I love pajamas. Who doesn’t look forward to coming home from work, stripping off the pantyhose and high-heeled shoes, slipping into some thick wool socks, and pulling the comfy cotton, elastic-waistband pajamas over her legs? So when I saw the article in Parents magazine about a pajama-themed birthday party, I just couldn’t resist asking Mythili if she wanted to have it. Finally, an excuse to wear pajamas “in public!” And the adorable and “easy to make” bed cakes would be a hit with all the kids, not to mention the puffy-painting of socks and the musical pillows and hot potato games. I had it all planned out in my mind…
As plans of the future form, reality never sets in until the night before the party. We had already done the dirty work–vacuuming, dusting, scrubbing the toilets. I had already made two separate trips to the grocery store to buy the multitude of cookie and food coloring supplies (not just Nilla Wafers, oh no! I needed $5-a-box pirouettes for the bed posts, sandwich cookies for the headboards, and marshmallows for the bodies), not to mention appetizers and pumpkin for the adults’ dessert. I had even already baked the cakes and frosting from scratch on Thursday night. So was I prepared?
I didn’t take into account that three little girls would be fighting over spreading the white frosting for the sheet, or breaking the marshmallows in half, or smashing the Nilla wafers onto the beds. Even after Bruce tucked them away, I was up for another hour or so, squeezing frosting out of my brand-new-and-already-broken cake decorating tube (damn those school fundraisers!), trying to get the “bedposts” to stay. But, alas, despite the lack of heart-shaped mouths and multicolored melted candies for the blanket (I was barely able to melt one set of Laffy-Taffies, there was no way I was going to try and combine colors!), I completed the beds before ten o’clock.
And the next morning I was at it again, rolling out dough for two pumpkin pies, whipping up meringue for one of them, taping up streamers and blowing up balloons.
It may sound crazy, and it probably is, but I never really got to have a birthday party when I was growing up, and certainly not one as complex as this. I wanted to make the day special for Mythili, to give her more than a gift, to give her a memory that she could keep in her heart forever.
So when the guests started pouring in and the 4-year-olds started pouring puffy paint all over their pajamas (Mythili’s, of course, were brand new) and the floor, I just had to let it go. The kids had a blast playing musical pillows and taking turns “running the music.” They were thrilled to see that the hot potato really was a HOT potato, and when things started winding down, we headed upstairs to decimate the beautiful cakes. With four candles sticking out of Mythili’s in the only soft (Laffy-Taffy free) places we could find, a chorus of children and adults sang “Happy Birthday,” and Mythili’s eyes lit up brighter than a million stars.

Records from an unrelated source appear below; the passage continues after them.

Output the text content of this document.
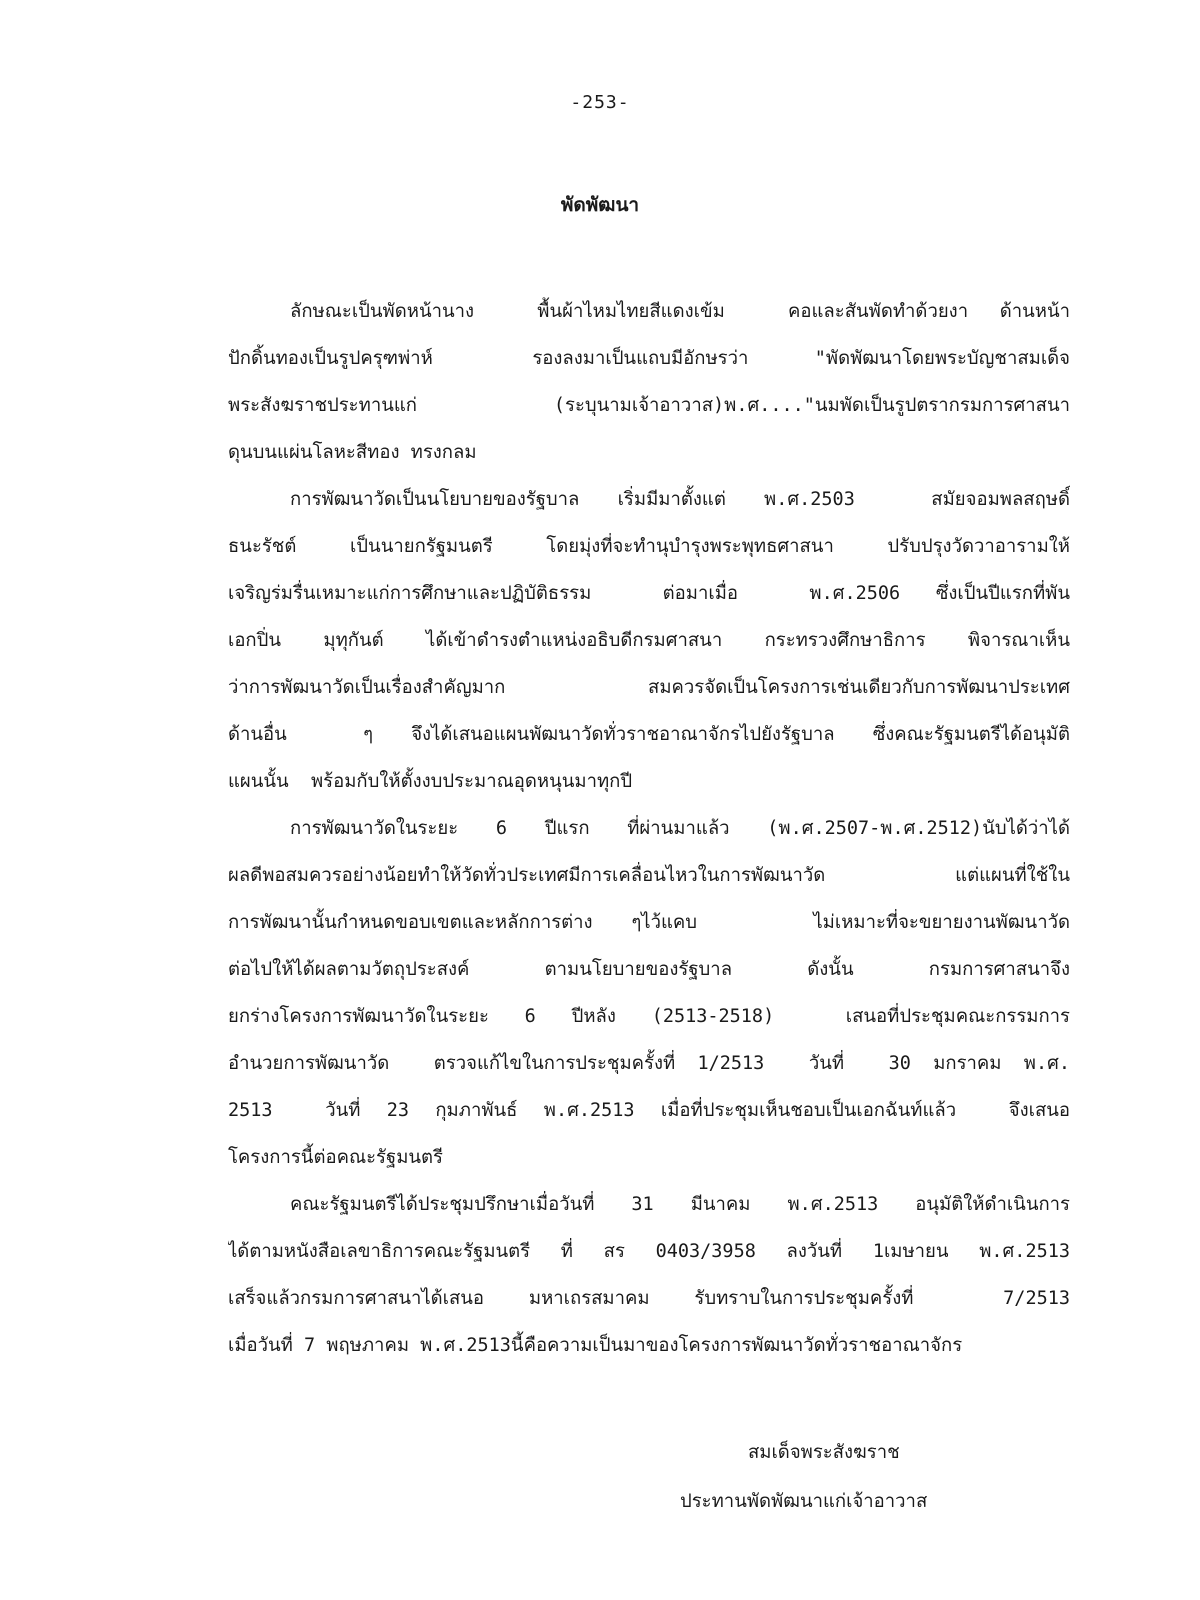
-253-
พัดพัฒนา
ลักษณะเป็นพัดหน้านาง  พื้นผ้าไหมไทยสีแดงเข้ม  คอและสันพัดทำด้วยงา ด้านหน้า
ปักดิ้นทองเป็นรูปครุฑพ่าห์   รองลงมาเป็นแถบมีอักษรว่า  "พัดพัฒนาโดยพระบัญชาสมเด็จ
พระสังฆราชประทานแก่ (ระบุนามเจ้าอาวาส)พ.ศ...."นมพัดเป็นรูปตรากรมการศาสนา
ดุนบนแผ่นโลหะสีทอง ทรงกลม
การพัฒนาวัดเป็นนโยบายของรัฐบาล เริ่มมีมาตั้งแต่ พ.ศ.2503  สมัยจอมพลสฤษดิ์
ธนะรัชต์ เป็นนายกรัฐมนตรี โดยมุ่งที่จะทำนุบำรุงพระพุทธศาสนา ปรับปรุงวัดวาอารามให้
เจริญร่มรื่นเหมาะแก่การศึกษาและปฏิบัติธรรม  ต่อมาเมื่อ  พ.ศ.2506 ซึ่งเป็นปีแรกที่พัน
เอกปิ่น มุทุกันต์ ได้เข้าดำรงตำแหน่งอธิบดีกรมศาสนา กระทรวงศึกษาธิการ พิจารณาเห็น
ว่าการพัฒนาวัดเป็นเรื่องสำคัญมาก สมควรจัดเป็นโครงการเช่นเดียวกับการพัฒนาประเทศ
ด้านอื่น  ๆ จึงได้เสนอแผนพัฒนาวัดทั่วราชอาณาจักรไปยังรัฐบาล ซึ่งคณะรัฐมนตรีได้อนุมัติ
แผนนั้น  พร้อมกับให้ตั้งงบประมาณอุดหนุนมาทุกปี
การพัฒนาวัดในระยะ 6 ปีแรก ที่ผ่านมาแล้ว (พ.ศ.2507-พ.ศ.2512)นับได้ว่าได้
ผลดีพอสมควรอย่างน้อยทำให้วัดทั่วประเทศมีการเคลื่อนไหวในการพัฒนาวัด แต่แผนที่ใช้ใน
การพัฒนานั้นกำหนดขอบเขตและหลักการต่าง ๆไว้แคบ   ไม่เหมาะที่จะขยายงานพัฒนาวัด
ต่อไปให้ได้ผลตามวัตถุประสงค์   ตามนโยบายของรัฐบาล   ดังนั้น   กรมการศาสนาจึง
ยกร่างโครงการพัฒนาวัดในระยะ 6 ปีหลัง (2513-2518)  เสนอที่ประชุมคณะกรรมการ
อำนวยการพัฒนาวัด  ตรวจแก้ไขในการประชุมครั้งที่ 1/2513  วันที่  30 มกราคม พ.ศ.
2513  วันที่ 23 กุมภาพันธ์ พ.ศ.2513 เมื่อที่ประชุมเห็นชอบเป็นเอกฉันท์แล้ว  จึงเสนอ
โครงการนี้ต่อคณะรัฐมนตรี
คณะรัฐมนตรีได้ประชุมปรึกษาเมื่อวันที่ 31 มีนาคม พ.ศ.2513 อนุมัติให้ดำเนินการ
ได้ตามหนังสือเลขาธิการคณะรัฐมนตรี ที่ สร 0403/3958 ลงวันที่ 1เมษายน พ.ศ.2513
เสร็จแล้วกรมการศาสนาได้เสนอ มหาเถรสมาคม รับทราบในการประชุมครั้งที่  7/2513
เมื่อวันที่ 7 พฤษภาคม พ.ศ.2513นี้คือความเป็นมาของโครงการพัฒนาวัดทั่วราชอาณาจักร
สมเด็จพระสังฆราช
ประทานพัดพัฒนาแก่เจ้าอาวาส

Was it worth it? By then, I’d been in my pajamas for hours. I took a sip of wine with a piece of the only pumpkin pie that survived (maybe the meringue wasn’t the brightest idea) and watched as cake piece after cake piece got tossed in the trash and child after child ran to play on the backyard playground. At least I was wearing my pajamas, and I could relax and enjoy their joy.